I’d driven by the property while it was under construction for a couple of years, always wondering whether the promise of a links-style course in rural Southern Ontario would actually measure up to the concept. After all, in golf speak the phrase “links,” is largely marketing speak for a property with no trees. It is like saying you’re playing a “championship course,” whatever that means.
Most of these so-called links courses have nothing to do with the seaside courses found in the tiny towns in Scotland, Ireland, England or Wales.
Who knew Tarandowah would live up to the billing? The first round I played at Tarandowah was only nine holes, over the back nine if I recall. The bunkers didn’t have any sand in them. It was rugged, rustic golf. And I was fascinated.
“Tarandowah,” I wrote in 2006, “is a pretty faithful replication of a heathland course that could be found in the interior of the British Isles. And finally, after several years of struggles, and teasing golfers with its possibilities, Tarandowah seems poised to deliver one of the more intriguing golfing experiences in Southern Ontario.”
Actually, the one thing I’d revise from that, a decade later, is that I’d say the course has become one of the more intriguing golfing experiences in Canada.

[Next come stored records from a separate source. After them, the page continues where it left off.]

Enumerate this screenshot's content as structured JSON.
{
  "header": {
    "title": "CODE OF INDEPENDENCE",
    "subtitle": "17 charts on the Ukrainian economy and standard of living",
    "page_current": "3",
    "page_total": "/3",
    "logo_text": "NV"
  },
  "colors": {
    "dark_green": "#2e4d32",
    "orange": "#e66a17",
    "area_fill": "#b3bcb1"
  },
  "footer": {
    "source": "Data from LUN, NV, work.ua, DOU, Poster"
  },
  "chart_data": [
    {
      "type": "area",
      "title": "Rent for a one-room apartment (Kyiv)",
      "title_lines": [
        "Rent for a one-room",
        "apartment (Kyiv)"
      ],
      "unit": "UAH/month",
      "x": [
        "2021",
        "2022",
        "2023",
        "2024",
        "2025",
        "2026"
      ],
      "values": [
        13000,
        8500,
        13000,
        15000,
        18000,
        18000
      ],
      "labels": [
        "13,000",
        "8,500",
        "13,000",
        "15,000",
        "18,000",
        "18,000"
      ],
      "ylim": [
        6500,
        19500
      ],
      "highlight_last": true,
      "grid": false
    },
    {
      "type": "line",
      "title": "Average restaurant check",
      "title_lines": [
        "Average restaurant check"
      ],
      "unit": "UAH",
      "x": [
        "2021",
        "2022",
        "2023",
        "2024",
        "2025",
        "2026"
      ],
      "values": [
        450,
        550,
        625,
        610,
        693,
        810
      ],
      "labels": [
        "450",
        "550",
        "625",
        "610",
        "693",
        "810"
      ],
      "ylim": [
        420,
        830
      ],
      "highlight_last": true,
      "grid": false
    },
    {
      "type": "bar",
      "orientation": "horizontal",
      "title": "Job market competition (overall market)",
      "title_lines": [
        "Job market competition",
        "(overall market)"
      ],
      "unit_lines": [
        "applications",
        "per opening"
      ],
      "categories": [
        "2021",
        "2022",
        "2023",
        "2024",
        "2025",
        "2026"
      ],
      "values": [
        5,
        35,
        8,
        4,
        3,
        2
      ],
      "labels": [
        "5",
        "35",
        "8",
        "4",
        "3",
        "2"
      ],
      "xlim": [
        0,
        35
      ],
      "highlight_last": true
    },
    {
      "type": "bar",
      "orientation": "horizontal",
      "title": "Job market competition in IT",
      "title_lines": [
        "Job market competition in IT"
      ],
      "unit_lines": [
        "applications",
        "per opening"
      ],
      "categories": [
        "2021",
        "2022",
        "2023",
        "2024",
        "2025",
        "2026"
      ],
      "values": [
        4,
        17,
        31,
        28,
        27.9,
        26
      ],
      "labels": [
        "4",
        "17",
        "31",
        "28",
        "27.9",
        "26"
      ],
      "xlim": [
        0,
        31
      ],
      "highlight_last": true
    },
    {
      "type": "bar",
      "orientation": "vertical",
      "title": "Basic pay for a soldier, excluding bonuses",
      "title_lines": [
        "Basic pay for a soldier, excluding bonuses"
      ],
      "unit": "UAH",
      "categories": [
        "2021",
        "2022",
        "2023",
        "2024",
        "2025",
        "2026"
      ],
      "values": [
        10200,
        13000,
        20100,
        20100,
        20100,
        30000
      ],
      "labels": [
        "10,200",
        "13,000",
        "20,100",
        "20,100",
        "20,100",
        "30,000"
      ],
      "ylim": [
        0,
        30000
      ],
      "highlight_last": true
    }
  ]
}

So much could have gone wrong with the course, but with the guidance of architect Martin Hawtree, who went on to built a course for Donald Trump in Aberdeen, Scotland, that rocketed up the world top 100, Tarandowah’s design is smart, elegant and charming. Yes, like many links courses, it has its quirky bits. There are the two big par fours—the nasty uphill fifth and the positively beastly 11th—that act as bookends for the front and back nine. And there are pot bunkers in the fairways that are often exactly where the golfer doesn’t want them to be. But the design is a triumph of imagination and ingenuity.
In the ensuing years since it opened, I’ve played Tarandowah hundreds of times. And when I moved from Toronto to London, I made it my home course. In the past decade it has received plenty of accolades considering it is a relatively modest, public fee course. SCOREGolf had it in its Top 100 in Canada for a spell, and it cracked the Top 59 among public courses listed by the magazine recently.
Tarandowah won a lot of fans along the way. “North Sea, be damned—in a province overrun with links-style courses, Tarandowah is the real deal—a fescue-trimmed, pot-bunker-pockmarked roller-coaster ride that can be an angry, wind-whipped brute even without an ocean at its doorstep,” wrote golf scribe James McCarten, a friend who judges golf the way others determine fine wine.
This summer, with the British Open approaching across the ocean, Tarandowah looks more like a baked Scottish links than ever before. The fairways are marbled brown and green, with the fescue wispy and brown. You often have to hit one less club into the greens, as the firm fairways have a fair bit of bounce to them.
And every time I hit an approach that lands short of the green and bounds forward, I can’t help but smile and think this is golf as it was meant to be.